Most entrepreneurs hear a lot about cash flow from their bankers, financial advisors, and accountants, but how many of us really understand what this term means? More importantly, many business owners don’t recognise the importance of healthy cash flow in their businesses, leading to financial problems and even failure. Let’s unpack the concept of cash flow and see how vital it is to the success of any business.
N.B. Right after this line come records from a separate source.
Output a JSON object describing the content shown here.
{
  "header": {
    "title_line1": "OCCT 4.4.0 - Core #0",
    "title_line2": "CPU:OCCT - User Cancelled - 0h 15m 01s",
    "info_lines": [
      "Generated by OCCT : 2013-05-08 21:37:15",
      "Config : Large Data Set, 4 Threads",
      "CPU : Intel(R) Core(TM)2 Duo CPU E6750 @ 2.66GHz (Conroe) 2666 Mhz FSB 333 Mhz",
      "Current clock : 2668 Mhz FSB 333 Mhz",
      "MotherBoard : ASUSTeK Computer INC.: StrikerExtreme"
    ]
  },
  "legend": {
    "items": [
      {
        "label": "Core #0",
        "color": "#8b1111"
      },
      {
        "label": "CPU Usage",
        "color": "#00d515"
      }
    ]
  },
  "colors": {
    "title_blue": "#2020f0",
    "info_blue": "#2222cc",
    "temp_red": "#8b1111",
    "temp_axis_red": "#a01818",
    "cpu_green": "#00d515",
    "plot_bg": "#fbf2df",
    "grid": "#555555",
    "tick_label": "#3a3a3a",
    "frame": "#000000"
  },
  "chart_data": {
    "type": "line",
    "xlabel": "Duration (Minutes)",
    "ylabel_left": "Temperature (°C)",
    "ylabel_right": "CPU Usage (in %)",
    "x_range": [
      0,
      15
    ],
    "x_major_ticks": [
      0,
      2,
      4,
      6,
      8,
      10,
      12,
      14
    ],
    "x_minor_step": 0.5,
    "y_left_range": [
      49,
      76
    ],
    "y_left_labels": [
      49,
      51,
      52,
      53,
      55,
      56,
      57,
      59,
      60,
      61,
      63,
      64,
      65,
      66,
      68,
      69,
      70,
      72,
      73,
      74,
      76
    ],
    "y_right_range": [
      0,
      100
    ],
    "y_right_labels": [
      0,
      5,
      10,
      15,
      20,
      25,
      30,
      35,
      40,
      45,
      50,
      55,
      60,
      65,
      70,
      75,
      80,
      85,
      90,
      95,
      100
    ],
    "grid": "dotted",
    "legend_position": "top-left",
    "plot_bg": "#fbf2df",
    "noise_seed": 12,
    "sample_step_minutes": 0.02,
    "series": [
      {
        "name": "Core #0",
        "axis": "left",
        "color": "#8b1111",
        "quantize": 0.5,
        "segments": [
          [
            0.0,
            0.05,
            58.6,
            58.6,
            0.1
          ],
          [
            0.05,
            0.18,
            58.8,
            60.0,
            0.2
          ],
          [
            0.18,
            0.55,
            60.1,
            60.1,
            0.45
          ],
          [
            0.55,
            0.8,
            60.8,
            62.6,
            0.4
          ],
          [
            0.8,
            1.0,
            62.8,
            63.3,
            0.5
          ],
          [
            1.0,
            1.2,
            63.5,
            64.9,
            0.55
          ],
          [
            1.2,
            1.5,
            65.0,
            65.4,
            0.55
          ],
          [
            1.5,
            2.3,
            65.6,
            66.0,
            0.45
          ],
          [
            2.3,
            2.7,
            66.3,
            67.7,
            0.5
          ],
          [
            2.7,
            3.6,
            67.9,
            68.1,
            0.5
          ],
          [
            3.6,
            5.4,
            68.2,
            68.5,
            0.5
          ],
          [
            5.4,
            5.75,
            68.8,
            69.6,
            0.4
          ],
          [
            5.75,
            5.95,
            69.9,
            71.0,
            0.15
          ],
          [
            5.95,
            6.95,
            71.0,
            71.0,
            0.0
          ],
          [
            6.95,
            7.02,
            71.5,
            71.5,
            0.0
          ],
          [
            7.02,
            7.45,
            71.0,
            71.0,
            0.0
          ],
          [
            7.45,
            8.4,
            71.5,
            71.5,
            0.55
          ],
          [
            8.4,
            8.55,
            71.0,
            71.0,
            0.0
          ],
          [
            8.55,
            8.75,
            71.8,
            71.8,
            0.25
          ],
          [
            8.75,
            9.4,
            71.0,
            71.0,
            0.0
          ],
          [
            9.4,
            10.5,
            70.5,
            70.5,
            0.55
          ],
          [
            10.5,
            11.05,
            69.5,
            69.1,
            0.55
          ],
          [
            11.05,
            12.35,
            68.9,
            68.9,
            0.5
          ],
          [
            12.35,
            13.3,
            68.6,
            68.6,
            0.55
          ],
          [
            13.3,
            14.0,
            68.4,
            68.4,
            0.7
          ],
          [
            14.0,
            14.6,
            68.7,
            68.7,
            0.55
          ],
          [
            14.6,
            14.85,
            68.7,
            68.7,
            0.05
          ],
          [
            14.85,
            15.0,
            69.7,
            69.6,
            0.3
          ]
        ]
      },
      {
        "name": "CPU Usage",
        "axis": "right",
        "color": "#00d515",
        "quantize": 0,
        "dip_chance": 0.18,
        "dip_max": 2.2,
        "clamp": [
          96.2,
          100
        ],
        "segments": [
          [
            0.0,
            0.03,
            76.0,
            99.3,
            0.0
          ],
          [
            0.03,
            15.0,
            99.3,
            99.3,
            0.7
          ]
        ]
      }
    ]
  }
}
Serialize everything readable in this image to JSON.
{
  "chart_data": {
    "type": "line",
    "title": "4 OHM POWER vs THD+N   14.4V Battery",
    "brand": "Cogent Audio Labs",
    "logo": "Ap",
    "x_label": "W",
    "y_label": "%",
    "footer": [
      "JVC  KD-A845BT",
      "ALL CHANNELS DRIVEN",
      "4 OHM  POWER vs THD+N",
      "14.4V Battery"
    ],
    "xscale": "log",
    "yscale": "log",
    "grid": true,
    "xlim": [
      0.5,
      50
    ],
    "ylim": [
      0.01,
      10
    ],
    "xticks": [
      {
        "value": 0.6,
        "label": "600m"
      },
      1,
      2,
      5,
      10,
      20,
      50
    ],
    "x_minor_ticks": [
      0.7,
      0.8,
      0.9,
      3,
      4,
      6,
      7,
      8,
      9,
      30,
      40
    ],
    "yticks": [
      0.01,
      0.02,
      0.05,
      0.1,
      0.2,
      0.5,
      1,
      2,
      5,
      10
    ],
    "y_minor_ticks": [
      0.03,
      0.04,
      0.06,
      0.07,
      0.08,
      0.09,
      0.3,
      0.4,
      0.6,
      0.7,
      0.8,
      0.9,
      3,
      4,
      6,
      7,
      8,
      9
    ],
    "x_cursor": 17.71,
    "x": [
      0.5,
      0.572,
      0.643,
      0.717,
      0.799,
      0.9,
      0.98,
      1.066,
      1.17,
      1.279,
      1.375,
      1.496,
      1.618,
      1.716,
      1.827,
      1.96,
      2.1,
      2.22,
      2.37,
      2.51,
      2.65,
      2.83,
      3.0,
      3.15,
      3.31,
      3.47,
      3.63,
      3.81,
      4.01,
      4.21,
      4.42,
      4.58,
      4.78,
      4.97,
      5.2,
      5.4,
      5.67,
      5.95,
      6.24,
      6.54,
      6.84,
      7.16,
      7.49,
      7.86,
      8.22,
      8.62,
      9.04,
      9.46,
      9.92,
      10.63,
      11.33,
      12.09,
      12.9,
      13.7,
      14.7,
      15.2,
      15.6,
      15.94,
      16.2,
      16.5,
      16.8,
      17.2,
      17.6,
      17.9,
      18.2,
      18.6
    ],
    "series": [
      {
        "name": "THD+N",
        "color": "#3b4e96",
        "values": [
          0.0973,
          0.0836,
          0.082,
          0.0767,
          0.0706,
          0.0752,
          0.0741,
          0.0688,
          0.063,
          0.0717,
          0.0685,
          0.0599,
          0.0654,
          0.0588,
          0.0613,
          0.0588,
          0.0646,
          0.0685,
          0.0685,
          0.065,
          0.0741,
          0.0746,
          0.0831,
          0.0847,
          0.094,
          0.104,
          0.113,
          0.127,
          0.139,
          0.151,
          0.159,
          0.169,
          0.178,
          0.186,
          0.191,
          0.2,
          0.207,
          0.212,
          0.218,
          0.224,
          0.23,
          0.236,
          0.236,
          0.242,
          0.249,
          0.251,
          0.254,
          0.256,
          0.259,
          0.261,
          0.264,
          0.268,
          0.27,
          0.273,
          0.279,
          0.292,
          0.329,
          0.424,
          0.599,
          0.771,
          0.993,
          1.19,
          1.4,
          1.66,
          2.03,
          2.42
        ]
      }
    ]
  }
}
What is cash flow, anyway?
Wordy definitions are seldom useful to hands-on entrepreneurs, so let’s keep it simple – cash flow is a way of understanding the amount of revenue your business takes in, and how much cash is on hand at a given time. Revenue can be understood as all money paid to your business when you sell goods and services, and having enough of it is extremely important for every business.
Cash flow vs. profit
A common mistake that many entrepreneurs make is to keep both eyes firmly fixed on making profits without taking cash flow into consideration. Profitability is the end goal of every business owner – there is no doubt about that – but without cash flow even a profitable business can land up in serious financial trouble. Here is an example that should make this concept clearer:
Let’s take the example of John, the owner of a small manufacturing company. John’s products are high-quality, well-priced, and popular with the market. He has many loyal customers, who give him repeat business, and his list of new customers is growing at a healthy pace – but just a few months ago John was on the verge of bankruptcy. How is this possible?
Although John’s products were selling well at a good profit, he found that most of his revenue was going back into manufacturing more products to meet his growing list of orders. While he waited for clients to pay, John was caught out by monthly overheads and salaries – at one stage he had no way of paying these expenses and was on the verge of losing members of his staff.
The solution to John’s problem was a credit facility. Because his business was serving so many customers he needed a source of funding to tide the company over until payments came in. With a low-interest facility from his bank he was able to keep the wheels rolling while his cash flow was weak, and by reducing monthly overheads he was able to slowly accumulate a cash reserve during times of strong cash flow.
Today John doesn’t make use of his credit facility too often, but keeps it active as a back-up source of funding.